Empecé a leer el libro con los zapatos puestos, como si tuviera que salir en un rato. A la tercera página me los quité. A la quinta, me saqué el jersey y me desabroché la camisa. A la décima, fui a la habitación y cogí una almohada para colocarla en la mesa sobre la que apoyaba los pies, pues habían comenzado a dolerme los talones. A las 50 páginas bajé al restaurante del hotel a tomarme una sopa de cebolla que estaba muy caliente y me quemó la lengua. Y no sólo la lengua, sino la boca entera. Noté que la mucosa del interior de las mejillas se desprendía de sus paredes como un papel viejo. Nunca me había ocurrido algo semejante. Me tocaba aquí y allá con la punta de la lengua y el revestimiento mucoso se convertía en una materia grumosa, condesada, como un engrudo caducado. Todo por la impaciencia de regresar a la habitación para continuar la lectura del libro.

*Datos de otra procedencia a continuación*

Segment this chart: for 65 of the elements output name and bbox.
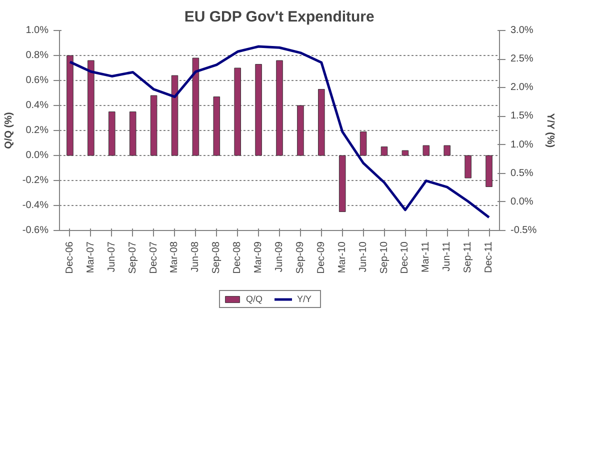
x-tick-label: Jun-08	[190, 241, 202, 272]
bar	[486, 155, 492, 187]
bar	[402, 150, 409, 156]
bar	[422, 145, 430, 156]
y2-tick-label: 0.0%	[510, 196, 534, 208]
bar	[150, 95, 158, 156]
x-tick-label: Dec-11	[484, 241, 495, 273]
x-tick-label: Mar-10	[336, 241, 348, 274]
bar	[129, 112, 136, 156]
y2-tick-label: 1.5%	[510, 110, 534, 122]
bar	[464, 155, 472, 178]
bar	[380, 146, 388, 156]
x-tick-label: Mar-07	[85, 241, 96, 274]
bar	[276, 60, 283, 156]
x-tick-label: Sep-09	[294, 241, 306, 274]
line-series	[68, 45, 490, 219]
y-tick-label: 0.2%	[26, 125, 49, 136]
y-tick-label: 0.8%	[26, 50, 49, 61]
bar	[66, 55, 74, 156]
legend-label: Y/Y	[297, 294, 313, 304]
bar	[444, 145, 451, 156]
y-tick-label: 0.6%	[26, 75, 49, 86]
bar	[88, 60, 94, 156]
x-tick-label: Jun-07	[106, 241, 118, 272]
x-tick-label: Mar-08	[169, 241, 180, 274]
y-tick-label: 0.0%	[26, 150, 49, 161]
chart-title: EU GDP Gov't Expenditure	[184, 8, 374, 26]
y2-tick-label: 0.5%	[510, 168, 534, 179]
y2-tick-label: 2.5%	[510, 54, 534, 65]
x-tick-label: Jun-10	[358, 241, 369, 272]
bar	[213, 96, 220, 156]
x-tick-label: Dec-07	[148, 241, 160, 274]
x-tick-label: Dec-08	[232, 241, 244, 274]
x-tick-label: Mar-09	[253, 241, 264, 274]
bar	[318, 89, 325, 156]
y2-tick-label: -0.5%	[510, 225, 537, 236]
bar	[255, 64, 262, 156]
bar	[297, 105, 304, 156]
x-tick-label: Dec-09	[316, 241, 327, 274]
y2-axis-title: Y/Y (%)	[544, 113, 556, 148]
x-tick-label: Mar-11	[420, 241, 432, 272]
x-tick-label: Jun-09	[274, 241, 285, 272]
x-tick-label: Dec-06	[64, 241, 76, 274]
legend-label: Q/Q	[246, 294, 264, 304]
bar	[234, 68, 241, 156]
x-tick-label: Sep-07	[127, 241, 138, 274]
y-axis-title: Q/Q (%)	[3, 112, 14, 149]
x-tick-label: Sep-08	[211, 241, 222, 274]
x-tick-label: Jun-11	[442, 241, 453, 272]
bar	[108, 112, 116, 156]
y2-tick-label: 2.0%	[510, 82, 534, 94]
bar	[192, 58, 200, 156]
x-tick-label: Sep-10	[378, 241, 390, 274]
y-tick-label: -0.2%	[22, 175, 49, 186]
y-tick-label: 0.4%	[26, 100, 49, 111]
y2-tick-label: 1.0%	[510, 139, 534, 150]
x-tick-label: Dec-10	[400, 241, 411, 274]
bar	[338, 155, 346, 212]
bar	[360, 132, 367, 156]
x-tick-label: Sep-11	[462, 241, 474, 274]
y-tick-label: 1.0%	[26, 25, 49, 36]
y-tick-label: -0.6%	[22, 225, 49, 236]
y2-tick-label: 3.0%	[510, 25, 534, 36]
bar	[171, 75, 178, 156]
y-tick-label: -0.4%	[22, 200, 49, 211]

Cuando subí, fui a lavarme los dientes. Comencé por la parte derecha, pero me pareció que estaba limpiando los dientes de otro. Habían encajado en mi rostro una boca ajena. ¡Dios mío!, exclamé con aquella lengua extraña. Volví a la salita, cogí el libro, continué leyendo después de quitarme de nuevo los zapatos, sacarme el jersey y desabrocharme la camisa. La acción era trepidante, no podía dejarlo. Pese a ello, me quedé dormido, siempre me entra el sueño después de comer. Al despertar, sentí que mis ojos tampoco eran mis ojos. Todo lo que veía lo veía para alguien. No sabría decir para quién.

Terminé el libro por la noche gracias a los ojos de ese otro para el que subrayé también algunas frases. Me dormí masticando los trozos de carne blanda que se desprendían de las paredes de mi boca, que en realidad ya no era mi boca. Desperté a las siete u ocho horas. Abrí los ojos que no me pertenecían, bostecé con la boca prestada y me dirigí al cuarto de baño con unas piernas que acababa de estrenar. Yo era otro. Me ocurre cuando viajo lejos y leo al mismo tiempo libros que implican un segundo viaje. Pedí al servicio de habitaciones un desayuno abundante y salí a caminar por la ciudad extranjera como si un alien me hubiese invadido. Tardé en volver en mí lo mismo que en volver a Madrid.